(Reuters) - A wave of selling hit European shares on Thursday amid investor fears of a prolonged economic downturn due to the coronavirus pandemic, driving euro zone banks to all-time lows at one point.
The pan-European STOXX 600 closed down 2.2% to hit its lowest level since April 22.
After recovering sharply from mid-March lows with help from massive stimulus actions, the STOXX 600 has shed about 4% in May on worries that the early easing of lockdowns by certain countries will cause a second wave of infections.
Those fears were further heightened by the U.S. Federal Reserve Chair Jerome Powell warning of a recession worse than any since World War Two and the World Health Organization saying that the coronavirus may never go away.
Retailers, food & beverage companies .SX3P and industrials led sectoral declines in Europe.
Euro STOXX 50 volatility index, also known as the stock market fear gauge, touched its highest level since May 5.
“In the absence of positive fundamentals, equity markets can only be sustained by liquidity for a short period - eventually they need something nourishing to bite into,” Societe Generale’s Albert Edwards wrote in a client note.
Adding to market woes, U.S. President Donald Trump said he was very disappointed in China over its failure to contain the coronavirus, saying the pandemic cast a pall over his trade deal with Beijing.

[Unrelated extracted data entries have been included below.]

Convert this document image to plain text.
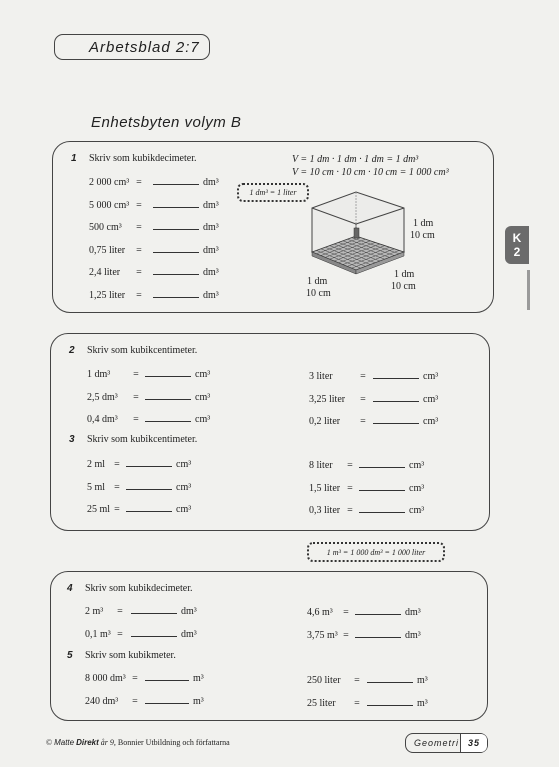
Arbetsblad 2:7
Enhetsbyten volym B
K
2
1 Skriv som kubikdecimeter.	V = 1 dm · 1 dm · 1 dm = 1 dm³
V = 10 cm · 10 cm · 10 cm = 1 000 cm³
1 dm³ = 1 liter
2 000 cm³ =	dm³
5 000 cm³ =	dm³
500 cm³	=	dm³
0,75 liter	=	dm³
2,4 liter	=	dm³
1,25 liter	=	dm³
1 dm
10 cm
1 dm
10 cm
1 dm
10 cm
2 Skriv som kubikcentimeter.
3 Skriv som kubikcentimeter.
1 dm³	=	cm³
2,5 dm³	=	cm³
0,4 dm³	=	cm³
3 liter	=	cm³
3,25 liter	=	cm³
0,2 liter	=	cm³
2 ml =	cm³
5 ml =	cm³
25 ml =	cm³
8 liter	=	cm³
1,5 liter =	cm³
0,3 liter =	cm³
1 m³ = 1 000 dm³ = 1 000 liter
4 Skriv som kubikdecimeter.
5 Skriv som kubikmeter.
2 m³	=	dm³
0,1 m³ =	dm³
4,6 m³	=	dm³
3,75 m³ =	dm³
8 000 dm³ =	m³
240 dm³	=	m³
250 liter	=	m³
25 liter	=	m³
© Matte Direkt år 9, Bonnier Utbildning och författarna	Geometri 35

Trade-sensitive automakers dropped 2.8% as Fiat Chrysler and Peugeot decided not to pay ordinary dividends for 2019.
Euro zone banks closed down 0.7% after hitting a record low earlier in the session. The index is down nearly 50% this year as surging loan losses due to the pandemic and a dividend payment freeze hit stock prices.
“There’s a risk that the dividend will not be reinstated for the current year,” said Filippo Alloatti, senior credit analyst at Federated Hermes. “This is an important element for the equity story of eurozone banks. The sector is de facto ex-growth.”
GRAPHIC: euro zone banks - here
UK homebuilder Countryside Properties slumped 17.3% to the bottom of the STOXX 600 as the closure of its sites and sales offices battered half-year revenue and profit.
Portuguese retailer Jeronimo Martins tumbled 10.9% after it withdrew its forecast for 2020 due to the uncertainty stemming from the pandemic.
In contrast, pan-European exchange operator Euronext ga1ined 2.6% after reporting a 55% jump in quarterly revenue, partly driven by heavy trading in March that has propped up profits for some brokerages.